Sunday, November 25, 2007

No anchorless groping disturbs the hand**

C and I are going to see No Country for Old Men this afternoon. In about an hour, actually. This is why I seem content to tool around shifting words online rather than getting into the meat of something or going back to my reading (Israel Chalfen's _Paul Celan: A Biography of His Youth_).

Part of me would like to compose a long post about this film, which I have not yet seen, based on what I have been told and what I have read elsewhere. While I like to hear what other people have to say about a film before I watch it myself, I refuse to read reviews before watching a film. After, when I can argue with the writer while I read, I will see what they have to say. But there is a kind of posturing that happens in film reviews that taints the film for me. It's like I sometimes analyze a film using the text of the review. The few times I have done this it has made me uncomfortable and taken me a little while to figure out why my enjoyment of the film was off.

Whether the film is actually *good* or *bad* means nothing to me about how I enjoy the film while watching. I like looking at attractive people on the screen. I like the ritual of the ticket counter, the popcorn counter. More than anything I like the feel of experiencing something with strangers in a darkened room. That said, I like to experience this something with no one sitting directly next to me (unless I've brought someone myself), in front of me or directly behind.

If someone sits directly behind I wonder if they're putting things in my hair. This fear, I'm sure, stems from my first movie date in junior high. I was an awkward child and people noticed this. I will even say they took it upon them to capitalize on it. Regardless, I came out of Rocky V with popcorn and whoknows whatelse in my hair. And though my date was kind, the relationship did not last out the month. I don't blame this on the popcorn so much as the roving hands.

I want to be one of the people who will sit in the semi-darkness before the previews begin with my feet on the chair in front of me. Somehow I grew out of this in my middle twenties. I should perhaps have grown out of it sooner, but as I've said, I'm very protective of a positive movie-going experience. Now when someone sits in front of me I simply move, if possible. When the theater is crowded I have to give myself over to a different kind of mentality to fully enjoy a film. Like dancing with the rabble in a crowded concert venue (which I do less and less), I stop playing us and them and imagine myself as less myself (the island) and more as one piece of the crowd.
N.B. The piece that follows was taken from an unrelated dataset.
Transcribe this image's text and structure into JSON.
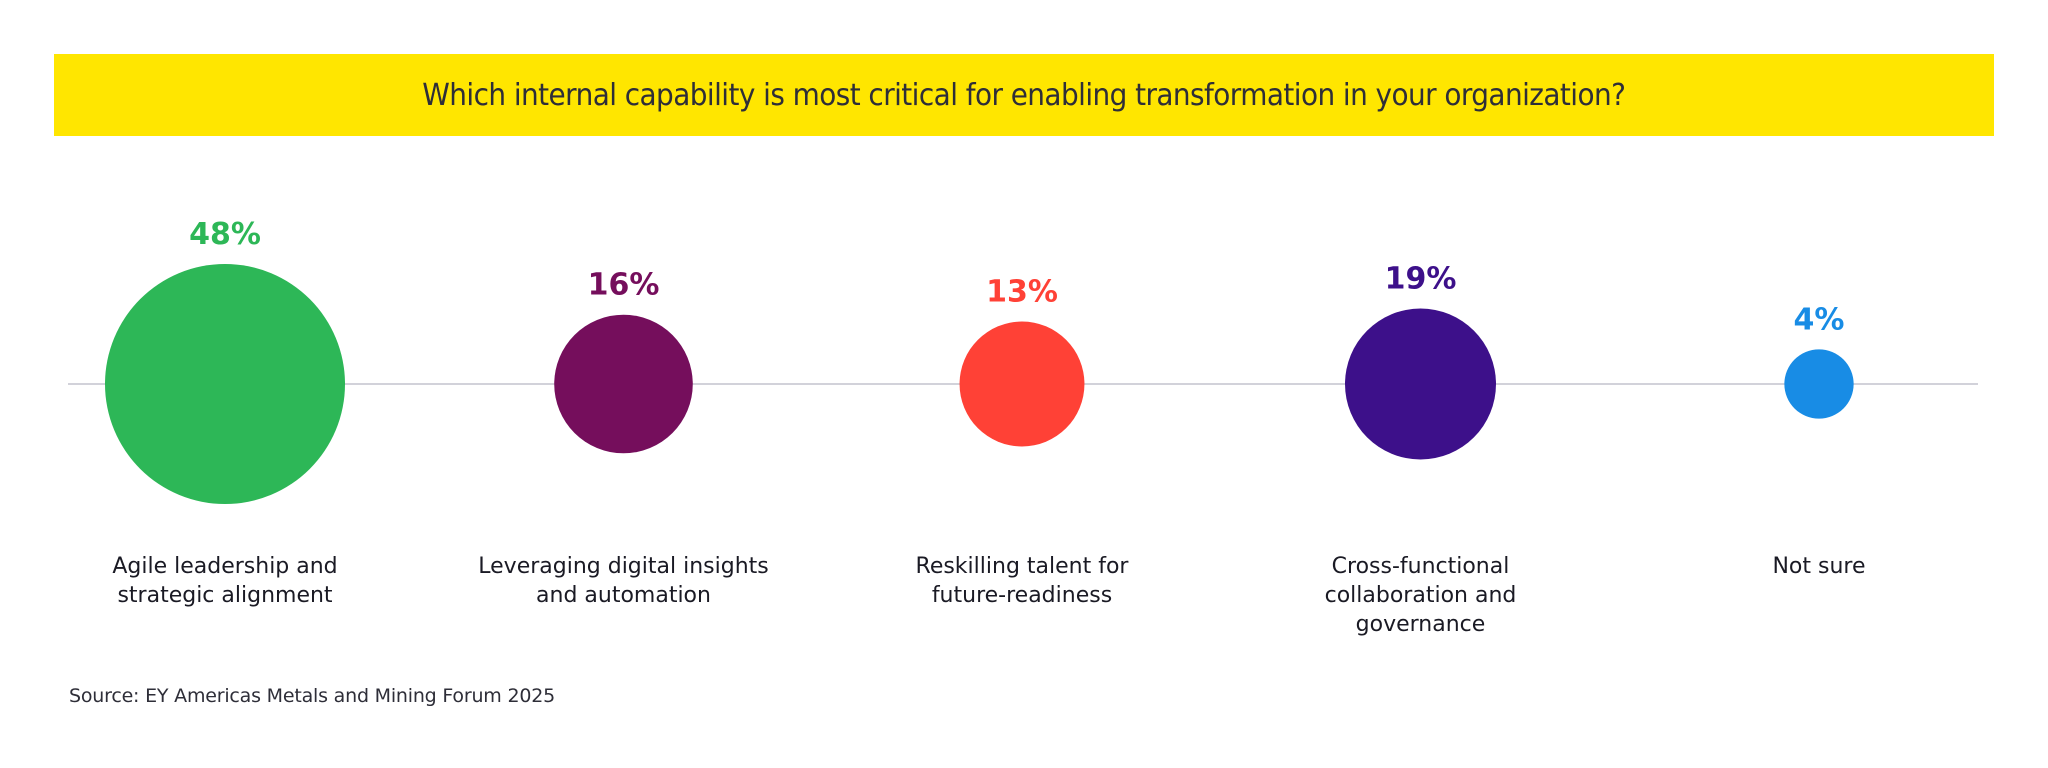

Then there's the snackfood. Popcorn and M&Ms, mixed, the chocolate warm and soft within the shell, the popcorn becoming stained with the candy colors. And also contraband Diet Dr. Pepper.

In any case, I'm looking forward to seeing Javier Bardem. I have a slight crush on him. And the Coen brothers have only let me down once, though admittedly I have never seen Intolerable Cruelty or Ladykillers.

Regarding book reviews, I do read them, but never to the end unless I have already read the book myself. In these the posturing is less aggressive, less obnoxious, but often the writer of a review is self-involved enough to include too much of their own world I do not wish to know. Except for People magazine, which tells one nothing, but is nontheless not invasive.


**from Celan's Mother's Day poem, 1938

1 comment:

Anonymous said...

T'was a bit bloody, but not unecessarily so. Although I think in earlier years I would have found it too much. I don't know what this says about me. Perhaps that I'm as rough and insensitized to violence and the all-out war of every man for himself as the characters in the film. Perhaps not, as I do not and will never own a firearm.